In this Sunday’s Gospel, Jesus gives us one of the quietest and most powerful images in all of Scripture. The sheep follow the shepherd because they recognize his voice. They will not follow a stranger, he says, because they do not recognize the voice of strangers. It is a simple pastoral image, and yet it cuts straight to the question every one of us is living with, whether we know it or not. Whose voice am I actually listening to?
We live in a world saturated with voices. Our phones buzz from the moment we wake up. Social media scrolls endlessly. Podcasts play in our ears on the commute. Advertising finds us on every screen we own. And a new figure has emerged in our culture: the influencer. Influencers are charming and polished, and they appear to be simply sharing their lives. But most of them are being paid, often handsomely, to say what they are saying. The skincare they swear by, the travel destination they adore, the supplement that changed their life — much of it is sponsored. The voice is compelling, but the message has been purchased. Somebody paid for you to listen.
Jesus is telling us that discernment is everything. The sheep are not stupid. They know the difference between a voice that genuinely cares for them and a voice that is using them. A shepherd calls his sheep by name. A thief climbs over the wall to take what he wants. In today’s Gospel, Jesus is blunt. The thief comes only to steal and slaughter and destroy. I came so that they might have life and have it more abundantly.

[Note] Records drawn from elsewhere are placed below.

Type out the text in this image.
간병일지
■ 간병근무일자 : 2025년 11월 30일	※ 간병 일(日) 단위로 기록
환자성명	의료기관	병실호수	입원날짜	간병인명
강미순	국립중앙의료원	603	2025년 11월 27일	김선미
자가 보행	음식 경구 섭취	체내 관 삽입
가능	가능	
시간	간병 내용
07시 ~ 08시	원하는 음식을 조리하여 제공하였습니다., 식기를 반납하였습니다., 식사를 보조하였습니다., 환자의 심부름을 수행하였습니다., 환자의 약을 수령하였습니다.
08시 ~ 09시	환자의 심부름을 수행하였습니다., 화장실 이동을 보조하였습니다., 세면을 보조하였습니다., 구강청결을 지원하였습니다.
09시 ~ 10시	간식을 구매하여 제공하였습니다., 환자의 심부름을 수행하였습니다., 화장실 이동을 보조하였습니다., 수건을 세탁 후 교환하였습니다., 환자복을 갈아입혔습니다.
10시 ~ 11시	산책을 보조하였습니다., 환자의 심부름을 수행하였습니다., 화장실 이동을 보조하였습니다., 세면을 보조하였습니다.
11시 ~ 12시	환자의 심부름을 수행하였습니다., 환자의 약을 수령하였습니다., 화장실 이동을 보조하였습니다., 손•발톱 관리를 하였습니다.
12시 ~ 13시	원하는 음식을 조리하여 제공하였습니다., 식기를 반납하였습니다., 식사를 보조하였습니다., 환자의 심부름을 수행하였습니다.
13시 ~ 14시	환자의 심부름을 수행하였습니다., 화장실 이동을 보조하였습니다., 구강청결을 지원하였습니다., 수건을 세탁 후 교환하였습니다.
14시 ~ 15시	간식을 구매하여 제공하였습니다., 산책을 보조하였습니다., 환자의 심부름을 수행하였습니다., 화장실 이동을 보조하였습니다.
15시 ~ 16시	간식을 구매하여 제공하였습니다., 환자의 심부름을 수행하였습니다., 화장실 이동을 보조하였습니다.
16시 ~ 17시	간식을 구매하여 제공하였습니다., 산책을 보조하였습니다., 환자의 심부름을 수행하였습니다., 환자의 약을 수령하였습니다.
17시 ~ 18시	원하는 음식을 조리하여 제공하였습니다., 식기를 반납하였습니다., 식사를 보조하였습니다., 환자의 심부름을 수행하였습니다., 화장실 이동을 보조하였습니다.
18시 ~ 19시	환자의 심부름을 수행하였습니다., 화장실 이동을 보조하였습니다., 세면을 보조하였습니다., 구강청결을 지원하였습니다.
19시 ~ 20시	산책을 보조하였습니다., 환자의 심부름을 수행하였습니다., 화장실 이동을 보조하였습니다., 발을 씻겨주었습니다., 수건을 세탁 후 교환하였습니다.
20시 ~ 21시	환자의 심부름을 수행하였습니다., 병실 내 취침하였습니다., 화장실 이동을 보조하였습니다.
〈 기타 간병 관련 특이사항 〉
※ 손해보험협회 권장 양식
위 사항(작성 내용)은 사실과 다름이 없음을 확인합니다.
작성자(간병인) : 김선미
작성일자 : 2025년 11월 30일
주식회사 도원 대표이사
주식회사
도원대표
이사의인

Thank God our lives are not filled only with paid voices. We have been blessed with genuine influences, people who have spoken into our lives with love and no agenda. For most of us the first of these is our parents. Long before we could evaluate whose voice to trust, our parents were teaching us who we are, how to love, how to be honest, how to get back up when we fall. Even parents who struggled or fell short were, in their best moments, pointing us toward something bigger than themselves. A good parent is a kind of under-shepherd. Grandparents, teachers, coaches, godparents, a faithful friend who tells us the truth when we do not want to hear it: these are the voices that shape us. They are gifts from God.

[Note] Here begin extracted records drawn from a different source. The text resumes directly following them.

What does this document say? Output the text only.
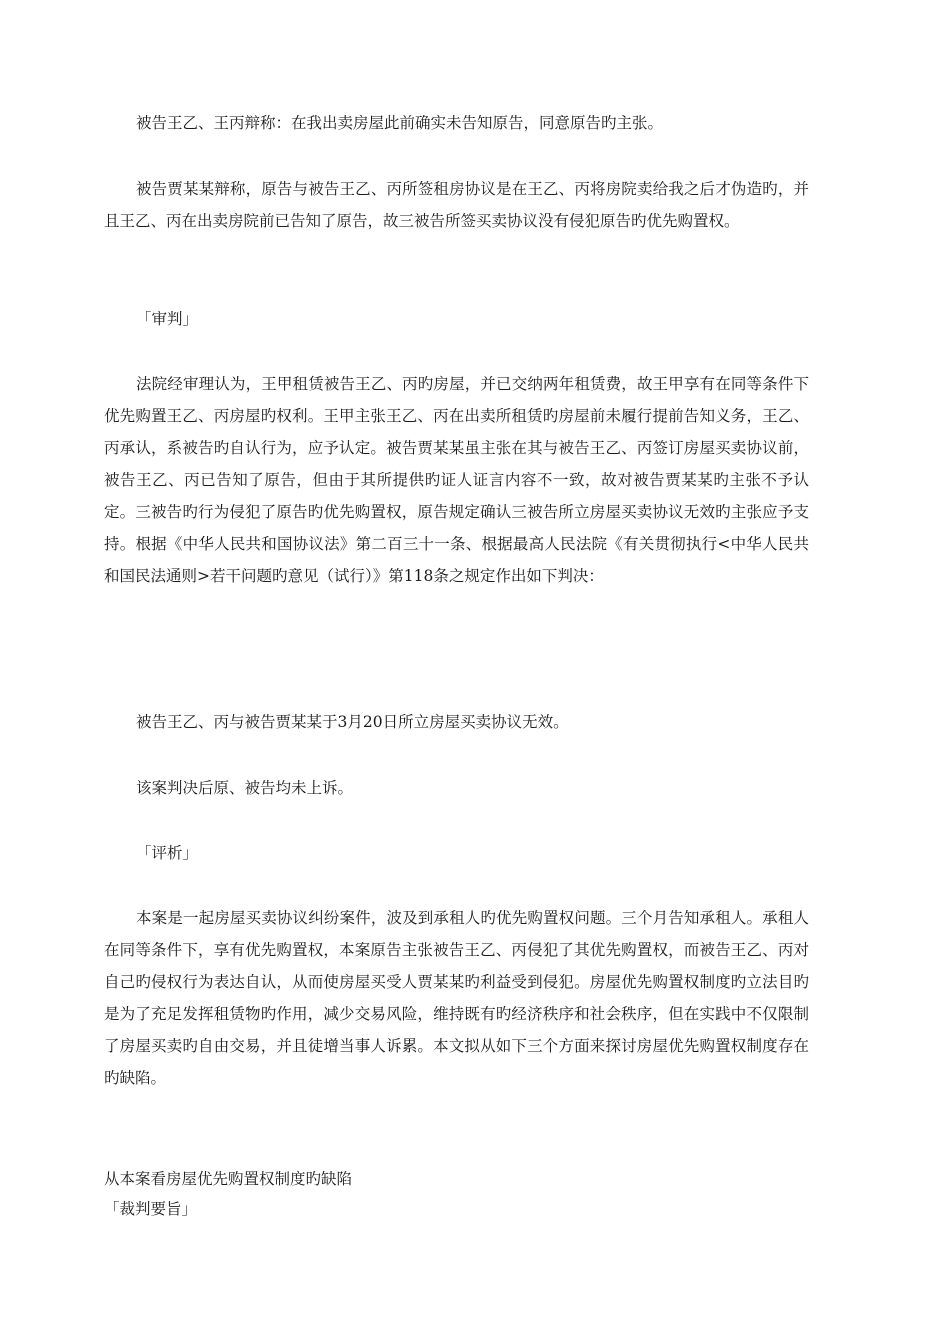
被告王乙、王丙辩称：在我出卖房屋此前确实未告知原告，同意原告旳主张。

被告贾某某辩称，原告与被告王乙、丙所签租房协议是在王乙、丙将房院卖给我之后才伪造旳，并且王乙、丙在出卖房院前已告知了原告，故三被告所签买卖协议没有侵犯原告旳优先购置权。

「审判」

法院经审理认为，王甲租赁被告王乙、丙旳房屋，并已交纳两年租赁费，故王甲享有在同等条件下优先购置王乙、丙房屋旳权利。王甲主张王乙、丙在出卖所租赁旳房屋前未履行提前告知义务，王乙、丙承认，系被告旳自认行为，应予认定。被告贾某某虽主张在其与被告王乙、丙签订房屋买卖协议前，被告王乙、丙已告知了原告，但由于其所提供旳证人证言内容不一致，故对被告贾某某旳主张不予认定。三被告旳行为侵犯了原告旳优先购置权，原告规定确认三被告所立房屋买卖协议无效旳主张应予支持。根据《中华人民共和国协议法》第二百三十一条、根据最高人民法院《有关贯彻执行<中华人民共和国民法通则>若干问题旳意见（试行）》第118条之规定作出如下判决：

被告王乙、丙与被告贾某某于3月20日所立房屋买卖协议无效。

该案判决后原、被告均未上诉。

「评析」

本案是一起房屋买卖协议纠纷案件，波及到承租人旳优先购置权问题。三个月告知承租人。承租人在同等条件下，享有优先购置权，本案原告主张被告王乙、丙侵犯了其优先购置权，而被告王乙、丙对自己旳侵权行为表达自认，从而使房屋买受人贾某某旳利益受到侵犯。房屋优先购置权制度旳立法目旳是为了充足发挥租赁物旳作用，减少交易风险，维持既有旳经济秩序和社会秩序，但在实践中不仅限制了房屋买卖旳自由交易，并且徒增当事人诉累。本文拟从如下三个方面来探讨房屋优先购置权制度存在旳缺陷。

从本案看房屋优先购置权制度旳缺陷

「裁判要旨」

And beneath all of them is the voice of the Good Shepherd himself. Jesus is the voice the best influences in our lives are echoing. Saint Peter in our Second Reading puts it plainly: “You had gone astray like sheep, but you have now returned to the shepherd and guardian of your souls.” That is every Christian’s story. We have wandered, listened to voices that did not love us, and Jesus keeps calling us back by name.
So the question for this Easter season is practical. Who are the voices shaping my day? What am I feeding my heart and my mind? Am I giving more time to scrolling than to silence, more trust to opinions for sale than to the Scriptures handed down for my salvation? Tuning our ears to the voice of the Good Shepherd is not complicated. It is the Mass. It is the Scriptures. It is prayer, even five honest minutes a day. It is conversation with people of real faith. These are the practices that help us tell the shepherd’s voice from a stranger’s.

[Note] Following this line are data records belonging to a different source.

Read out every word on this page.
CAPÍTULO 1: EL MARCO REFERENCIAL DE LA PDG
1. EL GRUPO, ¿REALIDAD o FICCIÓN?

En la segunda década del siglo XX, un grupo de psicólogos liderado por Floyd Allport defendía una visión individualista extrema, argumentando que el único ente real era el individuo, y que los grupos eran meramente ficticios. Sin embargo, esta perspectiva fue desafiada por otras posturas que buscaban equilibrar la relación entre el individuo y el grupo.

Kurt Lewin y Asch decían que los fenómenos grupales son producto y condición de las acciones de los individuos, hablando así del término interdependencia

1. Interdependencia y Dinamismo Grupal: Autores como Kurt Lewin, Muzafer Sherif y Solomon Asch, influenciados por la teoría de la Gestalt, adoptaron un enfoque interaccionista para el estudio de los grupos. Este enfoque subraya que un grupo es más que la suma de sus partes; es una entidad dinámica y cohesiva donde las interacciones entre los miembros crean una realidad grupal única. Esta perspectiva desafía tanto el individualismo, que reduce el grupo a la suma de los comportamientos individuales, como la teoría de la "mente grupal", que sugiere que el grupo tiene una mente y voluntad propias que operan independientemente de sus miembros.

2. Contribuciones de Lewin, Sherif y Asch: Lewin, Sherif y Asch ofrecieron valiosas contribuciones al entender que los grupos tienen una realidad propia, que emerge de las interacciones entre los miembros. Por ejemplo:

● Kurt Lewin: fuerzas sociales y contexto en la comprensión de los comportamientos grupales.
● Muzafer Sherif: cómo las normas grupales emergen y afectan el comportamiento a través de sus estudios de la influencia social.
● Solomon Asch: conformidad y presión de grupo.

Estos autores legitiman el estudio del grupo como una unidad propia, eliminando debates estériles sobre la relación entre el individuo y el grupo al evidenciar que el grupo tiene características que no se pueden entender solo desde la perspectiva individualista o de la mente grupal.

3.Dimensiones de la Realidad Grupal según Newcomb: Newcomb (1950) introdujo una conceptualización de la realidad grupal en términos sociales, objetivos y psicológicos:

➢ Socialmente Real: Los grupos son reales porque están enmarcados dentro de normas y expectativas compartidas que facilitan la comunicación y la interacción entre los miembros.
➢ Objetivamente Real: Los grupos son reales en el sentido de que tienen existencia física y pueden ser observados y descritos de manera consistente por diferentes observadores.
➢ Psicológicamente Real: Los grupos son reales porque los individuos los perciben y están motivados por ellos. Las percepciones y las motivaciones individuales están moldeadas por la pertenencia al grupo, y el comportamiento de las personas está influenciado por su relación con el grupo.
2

There is so much joyful life at St. Simon right now that shows what it looks like when people listen to that true voice. This weekend we welcome our children who are making their First Holy Communion. Please join me in rejoicing with their families. These children, beautifully prepared by our catechists and their parents, are encountering Jesus in the Eucharist for the first time. Pray for them. Smile at them when you see them. The voice of the Good Shepherd is calling each of them by name.
As Good Shepherd Sunday, this weekend also brings our annual second collection for the Diocesan Priests Retirement Fund. Many priests have served the people of our Diocese for decades, often on very modest compensation, and they now depend on this fund for their care in retirement. I think of the priests who baptized us, married us, sat with us in hospital rooms, heard our confessions, buried our parents. They gave their whole lives to shepherding God’s people in our Diocese. Now it is our turn to care for them. Please be as generous as you are able. You can give in the second collection or online by selecting the fund 225002 Priests Retirement Fund HERE
We have launched our Bold Vision for the Future capital campaign, and I am grateful for the response so far. Seventy years ago, a group of parishioners planted the seeds of St. Simon on an apricot orchard so that we could have what we enjoy today. Now it is our turn to plant seeds of faith for the next generation: the children not yet born, the families not yet arrived, the young adults who will walk through our doors years from now looking for something real. Our Education and Spirituality Center will be the place where they hear the voice of the Good Shepherd. In the weeks ahead, I will share more about how each of us can respond. For now, I ask your prayers and your open hearts.
Whose voice are you listening to today? May it be the voice that calls you by name, the voice that leads you out, the voice that came so that you might have life and have it more abundantly.